Ele monitorou minuciosamente os passos de Tasso em Brasília. Falou
com todos os interlocutores do governador cearense durante sua passagem
pela cidade. Naturalmente, não mencionou nenhum assunto relacionado
à Saúde nessas conversas. A mais de um deles, indagou se
a opinião do interlocutor mudara sobre as possibilidades eleitorais
de Tasso. Também nos bastidores, Serra vem colecionando pesquisas
sobre as suas chances na disputa presidencial. A última, ainda
inédita, foi feita no final de setembro pela Paulo de Tarso Institucional,
empresa que presta serviços ao PSDB. Nesse levantamento, perguntou-se
aos entrevistados qual político do PSDB teria chances de ser melhor
presidente do que Fernando Henrique. A resposta mais votada foi "nenhum
deles", com 43%. Em segundo lugar, deu Serra, com 23%. O governador Geraldo
Alckmin vem em terceiro, com 13%, e em seguida aparece Tasso Jereissati,
com 6%.
O potencial de crescimento do ministro e suas articulações
nos bastidores parecem estar assustando alguns de seus adversários.

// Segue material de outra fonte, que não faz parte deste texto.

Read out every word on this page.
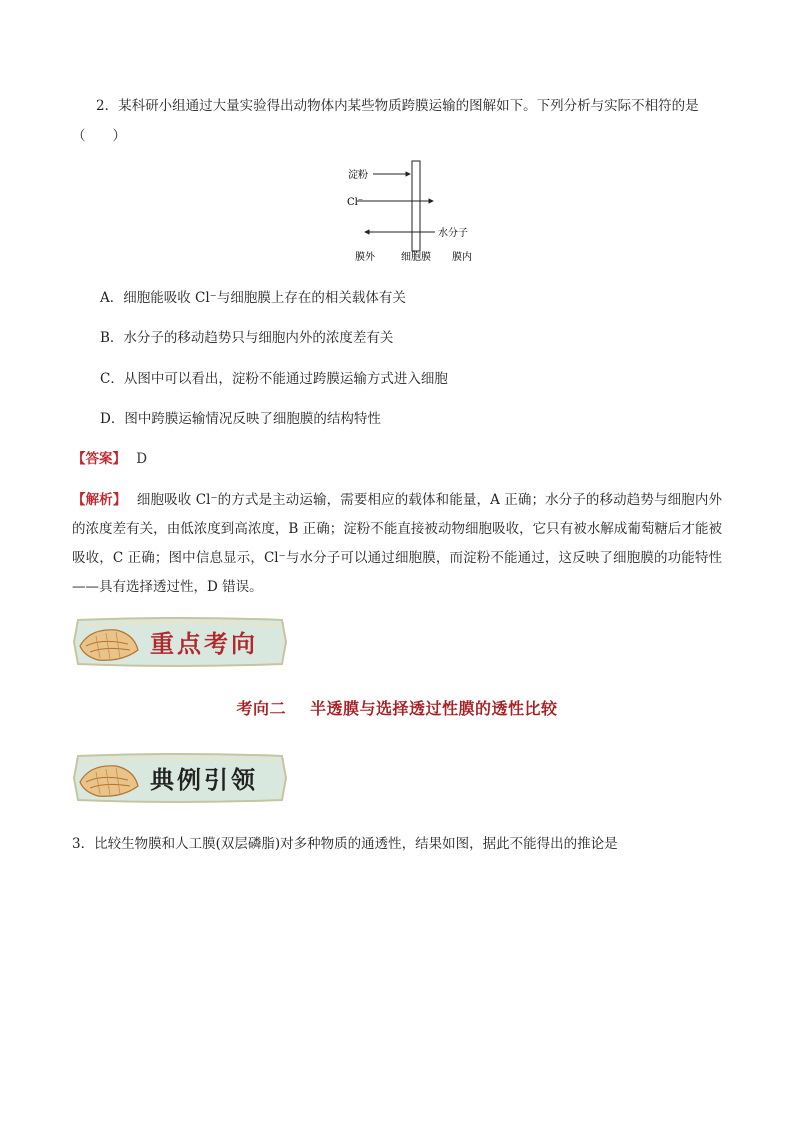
2．某科研小组通过大量实验得出动物体内某些物质跨膜运输的图解如下。下列分析与实际不相符的是
（　　）
淀粉
Cl⁻
水分子
膜外	细胞膜 膜内
A．细胞能吸收 Cl⁻与细胞膜上存在的相关载体有关
B．水分子的移动趋势只与细胞内外的浓度差有关
C．从图中可以看出，淀粉不能通过跨膜运输方式进入细胞
D．图中跨膜运输情况反映了细胞膜的结构特性
【答案】 D
【解析】 细胞吸收 Cl⁻的方式是主动运输，需要相应的载体和能量，A 正确；水分子的移动趋势与细胞内外的浓度差有关，由低浓度到高浓度，B 正确；淀粉不能直接被动物细胞吸收，它只有被水解成葡萄糖后才能被吸收，C 正确；图中信息显示，Cl⁻与水分子可以通过细胞膜，而淀粉不能通过，这反映了细胞膜的功能特性——具有选择透过性，D 错误。
重点考向
考向二 半透膜与选择透过性膜的透性比较
典例引领
3．比较生物膜和人工膜(双层磷脂)对多种物质的通透性，结果如图，据此不能得出的推论是
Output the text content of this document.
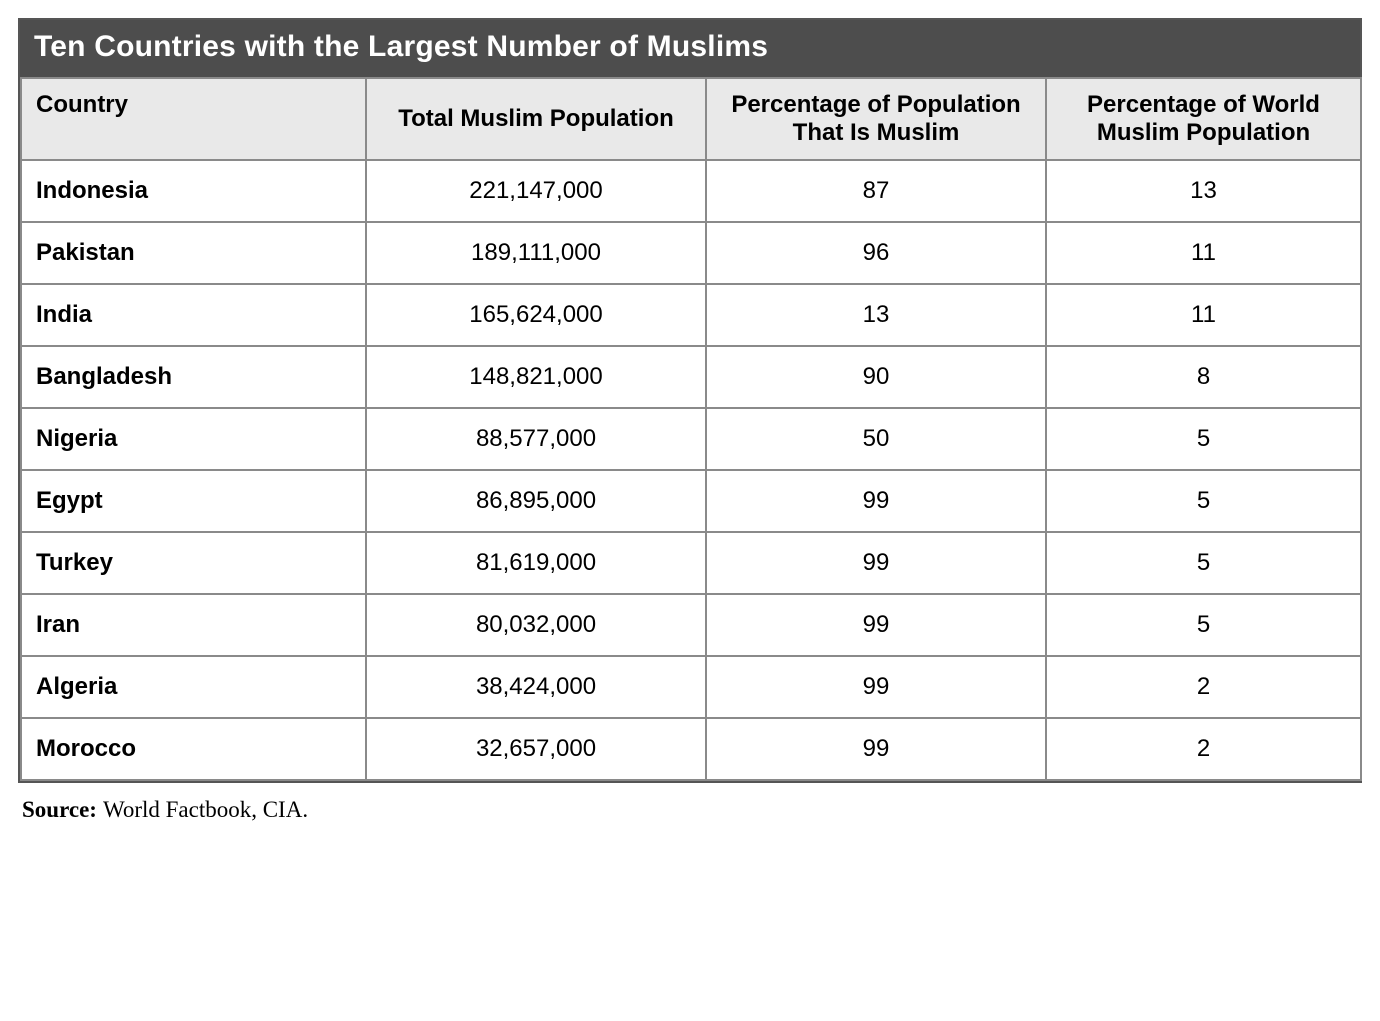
Ten Countries with the Largest Number of Muslims
Country	Total Muslim Population	Percentage of Population That Is Muslim	Percentage of World Muslim Population
Indonesia	221,147,000	87	13
Pakistan	189,111,000	96	11
India	165,624,000	13	11
Bangladesh	148,821,000	90	8
Nigeria	88,577,000	50	5
Egypt	86,895,000	99	5
Turkey	81,619,000	99	5
Iran	80,032,000	99	5
Algeria	38,424,000	99	2
Morocco	32,657,000	99	2
Source: World Factbook, CIA.
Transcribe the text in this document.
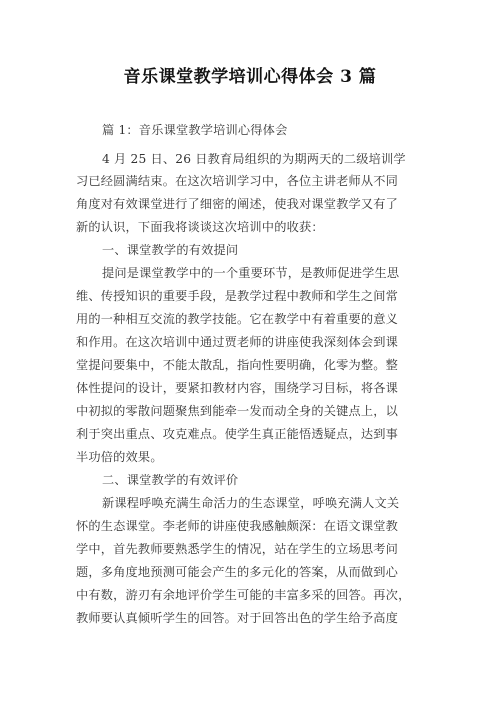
音乐课堂教学培训心得体会 3 篇
篇 1：音乐课堂教学培训心得体会
4 月 25 日、26 日教育局组织的为期两天的二级培训学
习已经圆满结束。在这次培训学习中，各位主讲老师从不同
角度对有效课堂进行了细密的阐述，使我对课堂教学又有了
新的认识，下面我将谈谈这次培训中的收获：
一、课堂教学的有效提问
提问是课堂教学中的一个重要环节，是教师促进学生思
维、传授知识的重要手段，是教学过程中教师和学生之间常
用的一种相互交流的教学技能。它在教学中有着重要的意义
和作用。在这次培训中通过贾老师的讲座使我深刻体会到课
堂提问要集中，不能太散乱，指向性要明确，化零为整。整
体性提问的设计，要紧扣教材内容，围绕学习目标，将各课
中初拟的零散问题聚焦到能牵一发而动全身的关键点上，以
利于突出重点、攻克难点。使学生真正能悟透疑点，达到事
半功倍的效果。
二、课堂教学的有效评价
新课程呼唤充满生命活力的生态课堂，呼唤充满人文关
怀的生态课堂。李老师的讲座使我感触颇深：在语文课堂教
学中，首先教师要熟悉学生的情况，站在学生的立场思考问
题，多角度地预测可能会产生的多元化的答案，从而做到心
中有数，游刃有余地评价学生可能的丰富多采的回答。再次，
教师要认真倾听学生的回答。对于回答出色的学生给予高度
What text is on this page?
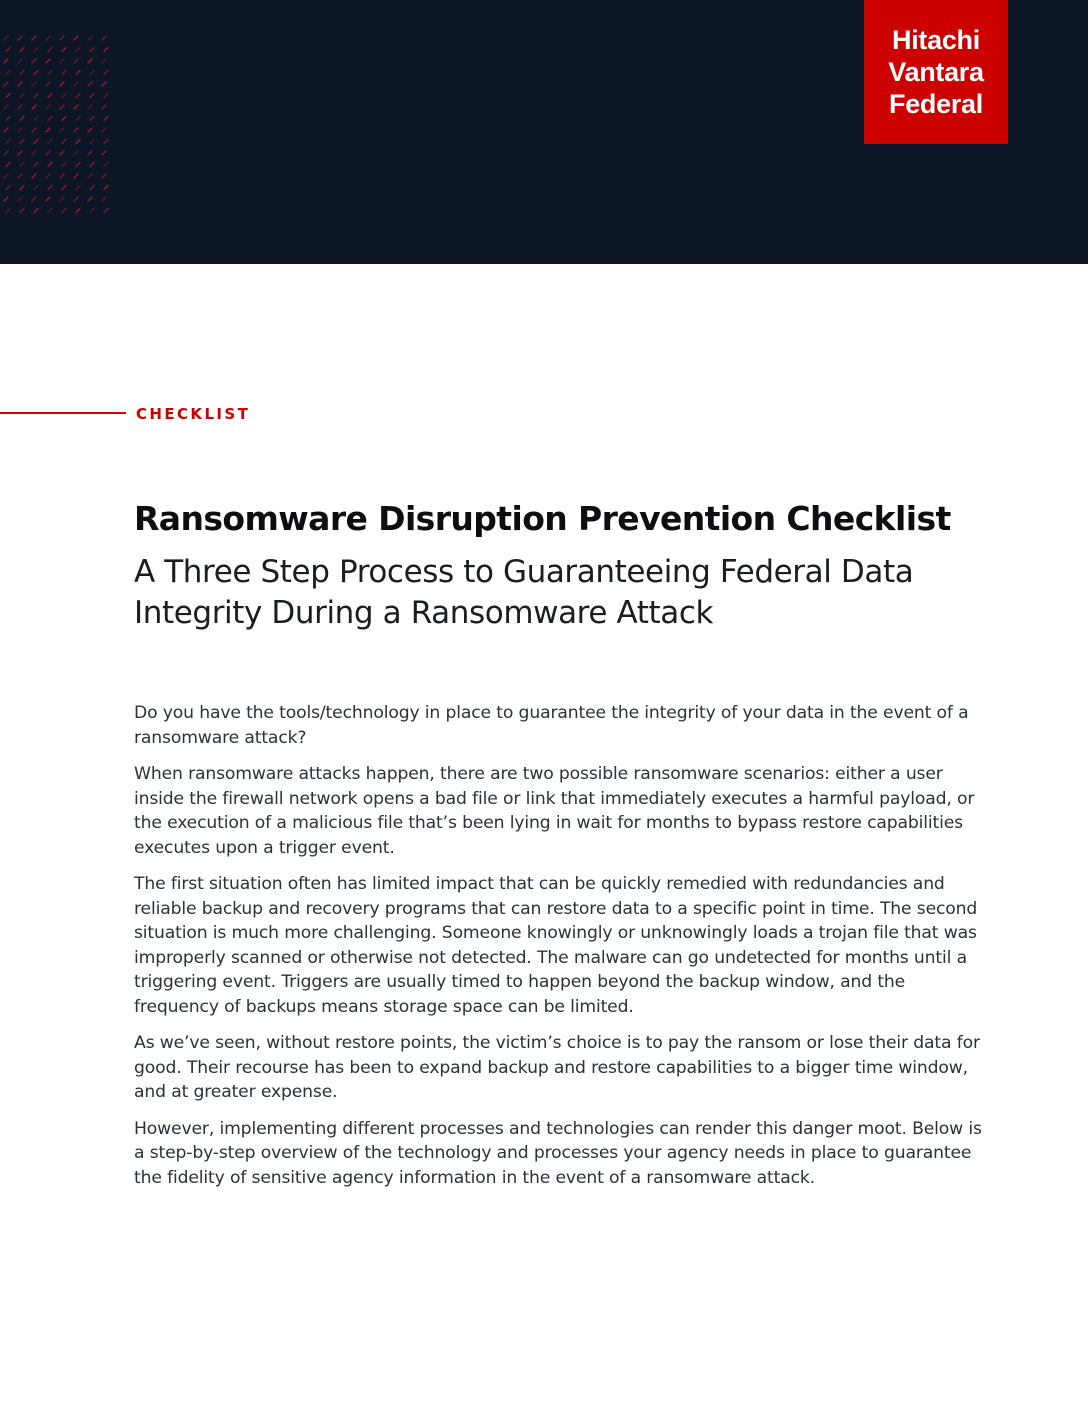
Hitachi
Vantara
Federal
CHECKLIST
Ransomware Disruption Prevention Checklist
A Three Step Process to Guaranteeing Federal Data Integrity During a Ransomware Attack

Do you have the tools/technology in place to guarantee the integrity of your data in the event of a ransomware attack?

When ransomware attacks happen, there are two possible ransomware scenarios: either a user inside the firewall network opens a bad file or link that immediately executes a harmful payload, or the execution of a malicious file that’s been lying in wait for months to bypass restore capabilities executes upon a trigger event.

The first situation often has limited impact that can be quickly remedied with redundancies and reliable backup and recovery programs that can restore data to a specific point in time. The second situation is much more challenging. Someone knowingly or unknowingly loads a trojan file that was improperly scanned or otherwise not detected. The malware can go undetected for months until a triggering event. Triggers are usually timed to happen beyond the backup window, and the frequency of backups means storage space can be limited.

As we’ve seen, without restore points, the victim’s choice is to pay the ransom or lose their data for good. Their recourse has been to expand backup and restore capabilities to a bigger time window, and at greater expense.

However, implementing different processes and technologies can render this danger moot. Below is a step-by-step overview of the technology and processes your agency needs in place to guarantee the fidelity of sensitive agency information in the event of a ransomware attack.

Na semana passada, dois episódios envolveram o ministério
de José Serra no noticiário policial. O primeiro foi uma
denúncia de que funcionários da Saúde estariam pedindo
propinas a laboratórios (veja
reportagem).
O segundo foi a patacoada de acusá-lo de estar por trás
das denúncias que enlamearam Luiz Antonio de Medeiros, ex-presidente
da Força Sindical e atual deputado do PL. Segundo o atual presidente
da Força Sindical, Paulo Pereira da Silva, uma carta apócrifa
chegou ao seu poder com informações de que as acusações
contra Medeiros são uma tentativa de Serra de evitar que o PL de
Medeiros sele uma aliança com o PT. Os dois rolos envolvendo o
nome de Serra são um primeiro sinal de que a sucessão de
2002 pode ser um jogo bem mais pesado e mais sujo do que se imaginava.